Tuesday, May 4, 2010

Creating the final battle: Foes

The next three posts are about the build toward the final battle in my campaign. I'm writing them before the battle takes place and may offer comments on each after the battle to talk about the difference between what I anticipated and how it actually turned out. In this post, I'll discuss the foes. In subsequent posts, I'll discuss terrain and plot.

I've got the BBEG: The Lord of the Blades.

The character is significantly altered from source books. I started with the idea that the Lord of the Blades should wield two blades. I tested several different builds that would lead to a dual wielding Blackguard and eventually settled on Ranger 6, Blackguard 4. Did you know that of the standard classes, Ranger offers the fastest path to the prerequisites for Blackguard? I would have thought fallen Paladin but Hide prerequisite gets in the way. Anyway, I kept crunching the encounter with the Encounter Calculator and trying to weigh it against my PCs who are finding most encounters too easy. I decided to aim for an Overpowering encounter for the final battle. After factoring all of the other elements, I decided that adding the Spell Warped template would still work.

I've got the lackey behind the bad guy.

For this role, I created a wand wielding artificer with a secret or two up his sleeve. The players may dismiss him in the first few rounds of combat while he talks to the crowd for up in a tower otherwise removed from the battle. He'll be using his wands to protect himself during that time. If they all out assault, they'll have to fly to the tower and he has some antiflier defenses. This guy is inspired by Grima Wormtongue from the Lord of the Rings Trilogy. He has some power himself but was most dangerous for how he influenced the Lord of the Blades. . . but if the PCs fail to deal with him while he protects himself, he'll begin dishing out a lot of damage and battle influence around round 3 or 4.

I've got cannon fodder.

I have created two beefed up Iron Defenders as companions for the Lord of the Blades. I took a little creative license with them. The Eberron campaign setting says that they fight "for their creator". I interpreted that loosely by saying to myself that the creators of the iron defenders order the iron defenders to protect the Lord of the Blades. Their main purpose on the battle field is to flank anyone attacking the Lord of the Blades (allowing him to use his sneak attack) and or grapple a magic user or rogue still on the ground.

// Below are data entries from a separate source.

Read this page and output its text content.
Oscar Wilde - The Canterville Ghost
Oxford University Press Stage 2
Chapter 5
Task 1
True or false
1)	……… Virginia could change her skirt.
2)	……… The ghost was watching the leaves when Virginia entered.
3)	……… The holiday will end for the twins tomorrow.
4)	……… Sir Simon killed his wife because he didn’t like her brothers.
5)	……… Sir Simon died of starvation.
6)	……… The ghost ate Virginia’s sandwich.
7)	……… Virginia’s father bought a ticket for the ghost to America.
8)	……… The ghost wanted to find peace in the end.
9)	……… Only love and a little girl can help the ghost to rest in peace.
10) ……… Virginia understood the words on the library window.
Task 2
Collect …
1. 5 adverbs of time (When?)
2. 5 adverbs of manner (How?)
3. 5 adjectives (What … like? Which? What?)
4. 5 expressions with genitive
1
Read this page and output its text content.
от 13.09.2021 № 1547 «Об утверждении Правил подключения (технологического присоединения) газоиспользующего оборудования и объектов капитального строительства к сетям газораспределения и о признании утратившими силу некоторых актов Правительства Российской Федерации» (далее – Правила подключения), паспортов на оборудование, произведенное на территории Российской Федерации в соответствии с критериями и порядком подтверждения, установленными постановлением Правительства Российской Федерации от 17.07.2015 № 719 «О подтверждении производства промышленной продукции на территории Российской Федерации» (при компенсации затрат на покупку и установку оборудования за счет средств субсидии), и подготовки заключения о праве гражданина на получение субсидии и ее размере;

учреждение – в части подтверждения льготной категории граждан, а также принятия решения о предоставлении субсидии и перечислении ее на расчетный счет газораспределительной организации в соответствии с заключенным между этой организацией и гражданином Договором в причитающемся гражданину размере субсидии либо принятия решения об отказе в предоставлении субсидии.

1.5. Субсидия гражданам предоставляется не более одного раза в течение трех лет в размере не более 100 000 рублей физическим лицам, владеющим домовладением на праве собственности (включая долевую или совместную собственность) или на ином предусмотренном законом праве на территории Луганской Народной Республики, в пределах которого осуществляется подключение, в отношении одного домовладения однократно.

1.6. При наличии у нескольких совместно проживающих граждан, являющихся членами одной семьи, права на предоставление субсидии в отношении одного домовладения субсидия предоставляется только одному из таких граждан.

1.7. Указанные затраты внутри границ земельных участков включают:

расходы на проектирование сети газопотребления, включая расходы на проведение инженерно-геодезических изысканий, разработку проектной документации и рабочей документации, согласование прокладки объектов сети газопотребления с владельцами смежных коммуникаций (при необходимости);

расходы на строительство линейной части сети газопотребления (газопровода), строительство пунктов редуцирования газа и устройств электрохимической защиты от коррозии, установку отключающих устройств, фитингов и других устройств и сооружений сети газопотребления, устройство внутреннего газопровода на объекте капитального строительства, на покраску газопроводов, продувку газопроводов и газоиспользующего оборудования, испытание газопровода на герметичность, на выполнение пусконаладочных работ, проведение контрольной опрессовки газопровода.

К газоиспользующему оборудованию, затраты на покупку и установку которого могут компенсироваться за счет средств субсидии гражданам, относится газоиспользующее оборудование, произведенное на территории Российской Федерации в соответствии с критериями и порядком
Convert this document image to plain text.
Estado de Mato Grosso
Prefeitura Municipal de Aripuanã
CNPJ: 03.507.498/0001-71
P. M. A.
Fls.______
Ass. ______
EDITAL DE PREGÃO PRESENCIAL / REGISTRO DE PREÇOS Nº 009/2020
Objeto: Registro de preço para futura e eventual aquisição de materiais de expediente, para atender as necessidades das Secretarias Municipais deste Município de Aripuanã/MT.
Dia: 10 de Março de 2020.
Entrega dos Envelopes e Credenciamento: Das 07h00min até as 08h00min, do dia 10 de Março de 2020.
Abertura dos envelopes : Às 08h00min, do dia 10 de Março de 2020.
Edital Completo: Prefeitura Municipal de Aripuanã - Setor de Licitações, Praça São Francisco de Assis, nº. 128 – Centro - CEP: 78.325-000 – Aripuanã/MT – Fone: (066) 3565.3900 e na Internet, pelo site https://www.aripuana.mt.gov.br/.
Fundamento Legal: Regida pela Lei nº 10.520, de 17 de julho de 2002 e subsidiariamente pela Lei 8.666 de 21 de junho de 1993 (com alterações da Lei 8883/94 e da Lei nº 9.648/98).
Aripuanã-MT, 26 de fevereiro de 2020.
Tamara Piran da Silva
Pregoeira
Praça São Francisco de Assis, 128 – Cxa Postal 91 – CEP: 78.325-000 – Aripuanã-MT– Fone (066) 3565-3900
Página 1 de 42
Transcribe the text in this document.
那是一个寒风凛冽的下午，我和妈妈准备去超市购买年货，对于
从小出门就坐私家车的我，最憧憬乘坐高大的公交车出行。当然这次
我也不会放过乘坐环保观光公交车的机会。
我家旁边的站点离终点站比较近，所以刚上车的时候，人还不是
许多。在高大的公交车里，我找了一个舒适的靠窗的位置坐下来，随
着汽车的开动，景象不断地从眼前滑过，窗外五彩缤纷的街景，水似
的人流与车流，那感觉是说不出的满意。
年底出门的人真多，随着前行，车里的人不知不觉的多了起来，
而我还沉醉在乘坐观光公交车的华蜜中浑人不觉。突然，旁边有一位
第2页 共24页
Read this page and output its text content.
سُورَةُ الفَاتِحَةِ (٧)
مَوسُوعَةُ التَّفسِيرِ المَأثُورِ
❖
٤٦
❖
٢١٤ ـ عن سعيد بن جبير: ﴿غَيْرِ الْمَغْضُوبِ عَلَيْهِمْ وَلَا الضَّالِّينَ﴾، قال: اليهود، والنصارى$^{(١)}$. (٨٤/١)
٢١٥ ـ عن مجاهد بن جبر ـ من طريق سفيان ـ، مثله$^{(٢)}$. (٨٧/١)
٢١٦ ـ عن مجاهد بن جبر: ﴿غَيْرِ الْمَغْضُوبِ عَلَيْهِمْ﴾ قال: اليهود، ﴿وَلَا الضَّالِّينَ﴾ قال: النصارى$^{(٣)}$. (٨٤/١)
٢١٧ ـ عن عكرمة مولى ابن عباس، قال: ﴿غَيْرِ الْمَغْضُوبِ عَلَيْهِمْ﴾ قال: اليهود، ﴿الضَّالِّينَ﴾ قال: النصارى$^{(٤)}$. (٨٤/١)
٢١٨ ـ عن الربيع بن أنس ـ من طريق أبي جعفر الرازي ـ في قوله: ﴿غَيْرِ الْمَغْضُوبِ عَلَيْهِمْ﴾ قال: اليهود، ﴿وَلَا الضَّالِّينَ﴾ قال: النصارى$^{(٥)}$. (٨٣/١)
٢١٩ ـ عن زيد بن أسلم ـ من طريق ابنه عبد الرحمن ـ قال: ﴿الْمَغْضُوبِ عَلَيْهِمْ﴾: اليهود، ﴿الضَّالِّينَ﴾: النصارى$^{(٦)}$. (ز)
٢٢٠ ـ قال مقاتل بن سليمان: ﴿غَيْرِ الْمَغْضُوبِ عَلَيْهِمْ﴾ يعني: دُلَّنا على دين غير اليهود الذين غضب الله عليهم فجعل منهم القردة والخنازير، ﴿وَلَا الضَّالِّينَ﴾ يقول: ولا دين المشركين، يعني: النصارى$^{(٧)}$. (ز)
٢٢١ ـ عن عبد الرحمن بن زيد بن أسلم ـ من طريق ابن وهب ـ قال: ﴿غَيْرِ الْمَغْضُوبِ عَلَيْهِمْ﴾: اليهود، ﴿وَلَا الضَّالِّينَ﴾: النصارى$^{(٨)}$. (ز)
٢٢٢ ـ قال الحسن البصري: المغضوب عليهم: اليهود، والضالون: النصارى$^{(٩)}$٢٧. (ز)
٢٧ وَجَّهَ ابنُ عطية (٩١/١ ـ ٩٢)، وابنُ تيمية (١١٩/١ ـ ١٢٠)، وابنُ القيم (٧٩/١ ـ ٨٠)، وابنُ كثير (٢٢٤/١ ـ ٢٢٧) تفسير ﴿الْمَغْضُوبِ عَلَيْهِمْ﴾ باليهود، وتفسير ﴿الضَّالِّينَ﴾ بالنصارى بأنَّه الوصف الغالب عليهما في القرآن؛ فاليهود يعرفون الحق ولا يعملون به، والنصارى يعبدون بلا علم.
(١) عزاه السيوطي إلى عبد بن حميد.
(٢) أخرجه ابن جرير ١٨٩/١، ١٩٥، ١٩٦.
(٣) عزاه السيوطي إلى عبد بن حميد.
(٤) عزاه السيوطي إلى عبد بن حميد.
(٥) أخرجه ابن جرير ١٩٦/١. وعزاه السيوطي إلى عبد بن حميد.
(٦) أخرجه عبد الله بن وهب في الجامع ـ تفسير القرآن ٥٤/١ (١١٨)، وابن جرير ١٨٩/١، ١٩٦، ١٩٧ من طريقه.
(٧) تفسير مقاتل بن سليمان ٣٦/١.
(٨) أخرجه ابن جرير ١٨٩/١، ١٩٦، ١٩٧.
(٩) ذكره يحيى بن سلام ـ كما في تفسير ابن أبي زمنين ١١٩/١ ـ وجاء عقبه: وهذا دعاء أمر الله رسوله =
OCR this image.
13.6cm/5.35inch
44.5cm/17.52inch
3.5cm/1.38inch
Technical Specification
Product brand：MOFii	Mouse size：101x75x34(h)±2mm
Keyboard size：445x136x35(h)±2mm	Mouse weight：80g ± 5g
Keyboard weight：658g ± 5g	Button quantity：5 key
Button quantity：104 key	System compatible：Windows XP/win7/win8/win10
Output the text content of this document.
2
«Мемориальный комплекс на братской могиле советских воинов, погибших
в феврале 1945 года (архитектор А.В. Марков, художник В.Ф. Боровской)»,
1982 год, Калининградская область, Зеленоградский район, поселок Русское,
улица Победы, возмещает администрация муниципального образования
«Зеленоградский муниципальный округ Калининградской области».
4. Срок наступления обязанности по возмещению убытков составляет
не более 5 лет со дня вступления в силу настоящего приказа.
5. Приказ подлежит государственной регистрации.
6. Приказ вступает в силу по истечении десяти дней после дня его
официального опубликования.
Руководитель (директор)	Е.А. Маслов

I don't anticipate that they will affect the battle very much at all but they serve an important distraction role.

I've got witnesses.

The background for the combat is that the Lord of the Blades has formed a city named Forge in the Mournland. He then sent many small units to attack Breland (there's a good reason but not necessary for this explanation). Thrane, Zilargo, Breland, and Aundair are afraid of this show of force so joined together to stop the Lord of the Blades. The siege army is at the walls of the city. However, attacking a well fortified city is challenging. With human inhabitants they would wait a few weeks to weaken the defenders. But how do you weaken a city where the inhabitants don't eat, sleep, breathe, or eliminate waste? Moreover, how do you feed your army and keep up morale when living spells wander the terrain. So the PCs have been sent in as a last ditch effort to try to decapitate the leadership before the army will try to scale the walls. The Lord of the Blades knows about the party entering the city and has planned for them. He has gathered as many citizens as possible to a public address area where he intends to kill the PCs in a morale boosting show of warforged superiority. So, the third foe is the crowd watching the battle. In a way, they could have been described under terrain. If the PCs get too close to the crowd the crowd may try to grapple them. Of course the farther from the crowd the closer to the Lord of the Blades. A random spell caster or two may try to counterspell the wizard (to no effect other than the generation of fear in the PCs). And, the crowd will be cheering, booing, and throwing a few things randomly with very low damage. There will also be a few warforged who will be rooting for the PCs so a fireball aimed at the crowd would be morally questionable. The main purpose of the crowd is to add tension and stakes to the fight. Win and the warforged army looses morale or maybe even tears itself apart. Lose and they will be emboldened, the tempering few will lose heart.

I've got the heroes.

The PCs will all be 8th level at the final battle. They are as follows:
1. The main dramatic lead is a warforged fighter with Monkey Grip and a large battleaxe. He is hoping to save his people from becoming a feared reviled race.
2. I've got a dragon marked rogue. She doesn't know it because they didn't investigate some things earlier but her mother was captured by one of the warforged parties that entered Breland. Her level of investment will intensify once she learns this getting to the final battle.
3. An amoral wizard. The player doesn't care much about plot but he'll be very interested in how to stop the artificer and get his loot.
4. A cleric. This player has only been coming to every other session. I added a vision from his God in the last session to increase his investment in this conclusion. His God told him that the character would be able to cast healing "when he needs it most" which the players presume correctly will be the final battle.
5. An archery track ranger. This player has been gone for some sessions due to work commitments, the character is interested in just doing the right thing.

1 comment:

  1. If you can swing it, think about using the same tokens for the crowd as you do for the guy in the tower. This way, you can use their player assumption that "bad guys represented by miniatures are threats" against them.